Eventually, notices were handed to those businesses still operating in the area to say the council would work with them to help secure a new home and they'd need to move out. This effectively took the sickly, limping estate outside to be shot.
What was Crowthorne's loss turned out to be Ayoade's gain, though. When looking for a bleak, sunshine vacuum that was befitting of Dostoyevsky's prose, it provided a very suitable option. Commenting on the world created within his film, the director told theguardian.com: "it's like the future imagined by someone in the past who got it wrong." In hindsight, quite accurate, then.
Now, it seems the Crowthorne Business Estate is likely to have a worldwide audience in the millions, even if that does involve it being portrayed as a sinister, dystopian hole.
That being said...
For all these wry comments about the failings of the Crowthorne Business Estate, its surrounding areas are anything but unsettling. Crowthorne itself is a notably affluent Berkshire village known for its famous boarding school and strong links to the Armed Forces.
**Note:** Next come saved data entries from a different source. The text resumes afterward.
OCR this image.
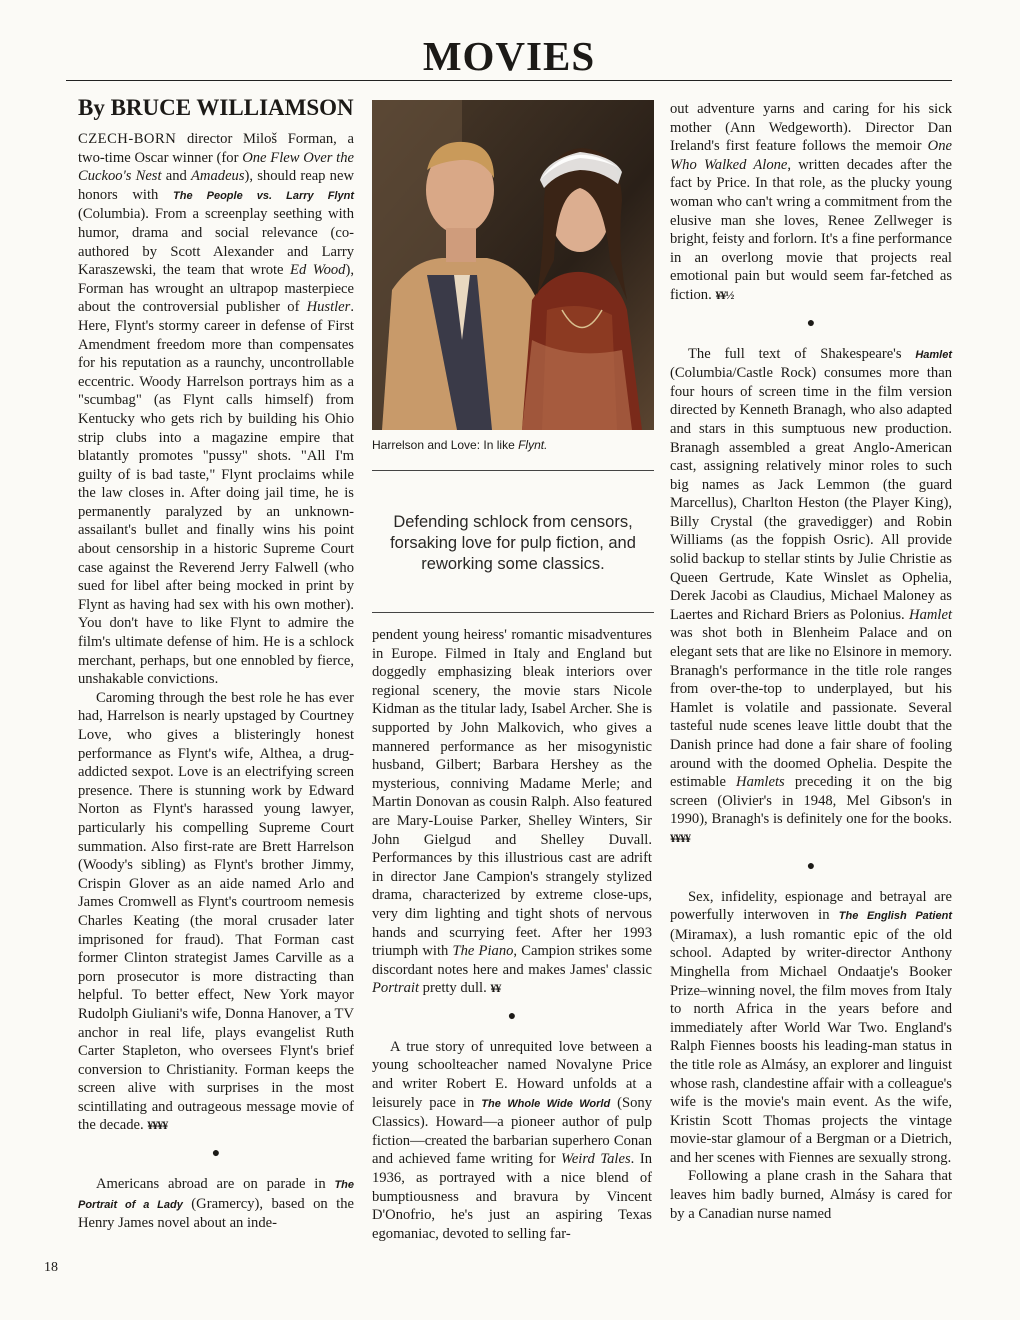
MOVIES
By BRUCE WILLIAMSON

CZECH-BORN director Miloš Forman, a two-time Oscar winner (for One Flew Over the Cuckoo's Nest and Amadeus), should reap new honors with The People vs. Larry Flynt (Columbia). From a screenplay seething with humor, drama and social relevance (co-authored by Scott Alexander and Larry Karaszewski, the team that wrote Ed Wood), Forman has wrought an ultrapop masterpiece about the controversial publisher of Hustler. Here, Flynt's stormy career in defense of First Amendment freedom more than compensates for his reputation as a raunchy, uncontrollable eccentric. Woody Harrelson portrays him as a "scumbag" (as Flynt calls himself) from Kentucky who gets rich by building his Ohio strip clubs into a magazine empire that blatantly promotes "pussy" shots. "All I'm guilty of is bad taste," Flynt proclaims while the law closes in. After doing jail time, he is permanently paralyzed by an unknown-assailant's bullet and finally wins his point about censorship in a historic Supreme Court case against the Reverend Jerry Falwell (who sued for libel after being mocked in print by Flynt as having had sex with his own mother). You don't have to like Flynt to admire the film's ultimate defense of him. He is a schlock merchant, perhaps, but one ennobled by fierce, unshakable convictions.

Caroming through the best role he has ever had, Harrelson is nearly upstaged by Courtney Love, who gives a blisteringly honest performance as Flynt's wife, Althea, a drug-addicted sexpot. Love is an electrifying screen presence. There is stunning work by Edward Norton as Flynt's harassed young lawyer, particularly his compelling Supreme Court summation. Also first-rate are Brett Harrelson (Woody's sibling) as Flynt's brother Jimmy, Crispin Glover as an aide named Arlo and James Cromwell as Flynt's courtroom nemesis Charles Keating (the moral crusader later imprisoned for fraud). That Forman cast former Clinton strategist James Carville as a porn prosecutor is more distracting than helpful. To better effect, New York mayor Rudolph Giuliani's wife, Donna Hanover, a TV anchor in real life, plays evangelist Ruth Carter Stapleton, who oversees Flynt's brief conversion to Christianity. Forman keeps the screen alive with surprises in the most scintillating and outrageous message movie of the decade. ¥¥¥¥

●

Americans abroad are on parade in The Portrait of a Lady (Gramercy), based on the Henry James novel about an inde-

Harrelson and Love: In like Flynt.
Defending schlock from censors, forsaking love for pulp fiction, and reworking some classics.

pendent young heiress' romantic misadventures in Europe. Filmed in Italy and England but doggedly emphasizing bleak interiors over regional scenery, the movie stars Nicole Kidman as the titular lady, Isabel Archer. She is supported by John Malkovich, who gives a mannered performance as her misogynistic husband, Gilbert; Barbara Hershey as the mysterious, conniving Madame Merle; and Martin Donovan as cousin Ralph. Also featured are Mary-Louise Parker, Shelley Winters, Sir John Gielgud and Shelley Duvall. Performances by this illustrious cast are adrift in director Jane Campion's strangely stylized drama, characterized by extreme close-ups, very dim lighting and tight shots of nervous hands and scurrying feet. After her 1993 triumph with The Piano, Campion strikes some discordant notes here and makes James' classic Portrait pretty dull. ¥¥

●

A true story of unrequited love between a young schoolteacher named Novalyne Price and writer Robert E. Howard unfolds at a leisurely pace in The Whole Wide World (Sony Classics). Howard—a pioneer author of pulp fiction—created the barbarian superhero Conan and achieved fame writing for Weird Tales. In 1936, as portrayed with a nice blend of bumptiousness and bravura by Vincent D'Onofrio, he's just an aspiring Texas egomaniac, devoted to selling far-

out adventure yarns and caring for his sick mother (Ann Wedgeworth). Director Dan Ireland's first feature follows the memoir One Who Walked Alone, written decades after the fact by Price. In that role, as the plucky young woman who can't wring a commitment from the elusive man she loves, Renee Zellweger is bright, feisty and forlorn. It's a fine performance in an overlong movie that projects real emotional pain but would seem far-fetched as fiction. ¥¥½

●

The full text of Shakespeare's Hamlet (Columbia/Castle Rock) consumes more than four hours of screen time in the film version directed by Kenneth Branagh, who also adapted and stars in this sumptuous new production. Branagh assembled a great Anglo-American cast, assigning relatively minor roles to such big names as Jack Lemmon (the guard Marcellus), Charlton Heston (the Player King), Billy Crystal (the gravedigger) and Robin Williams (as the foppish Osric). All provide solid backup to stellar stints by Julie Christie as Queen Gertrude, Kate Winslet as Ophelia, Derek Jacobi as Claudius, Michael Maloney as Laertes and Richard Briers as Polonius. Hamlet was shot both in Blenheim Palace and on elegant sets that are like no Elsinore in memory. Branagh's performance in the title role ranges from over-the-top to underplayed, but his Hamlet is volatile and passionate. Several tasteful nude scenes leave little doubt that the Danish prince had done a fair share of fooling around with the doomed Ophelia. Despite the estimable Hamlets preceding it on the big screen (Olivier's in 1948, Mel Gibson's in 1990), Branagh's is definitely one for the books. ¥¥¥¥

●

Sex, infidelity, espionage and betrayal are powerfully interwoven in The English Patient (Miramax), a lush romantic epic of the old school. Adapted by writer-director Anthony Minghella from Michael Ondaatje's Booker Prize–winning novel, the film moves from Italy to north Africa in the years before and immediately after World War Two. England's Ralph Fiennes boosts his leading-man status in the title role as Almásy, an explorer and linguist whose rash, clandestine affair with a colleague's wife is the movie's main event. As the wife, Kristin Scott Thomas projects the vintage movie-star glamour of a Bergman or a Dietrich, and her scenes with Fiennes are sexually strong.

Following a plane crash in the Sahara that leaves him badly burned, Almásy is cared for by a Canadian nurse named

18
Plus, it lies in the wider district of Bracknell Forest, which means it's walking distance from resplendent woodlands, rivers and small but charming villages.
With this in mind, 'The Double' may well be Ayoade's first foray into Crowthorne but it might not be his last. For balance, though, it could well take a move away from Dostoyevsky in order to prompt his return. A shift, possibly, to the likes of Elizabeth Gaskell, Thomas Hardy or George Eliot.
These would certainly be more representative of the wider area.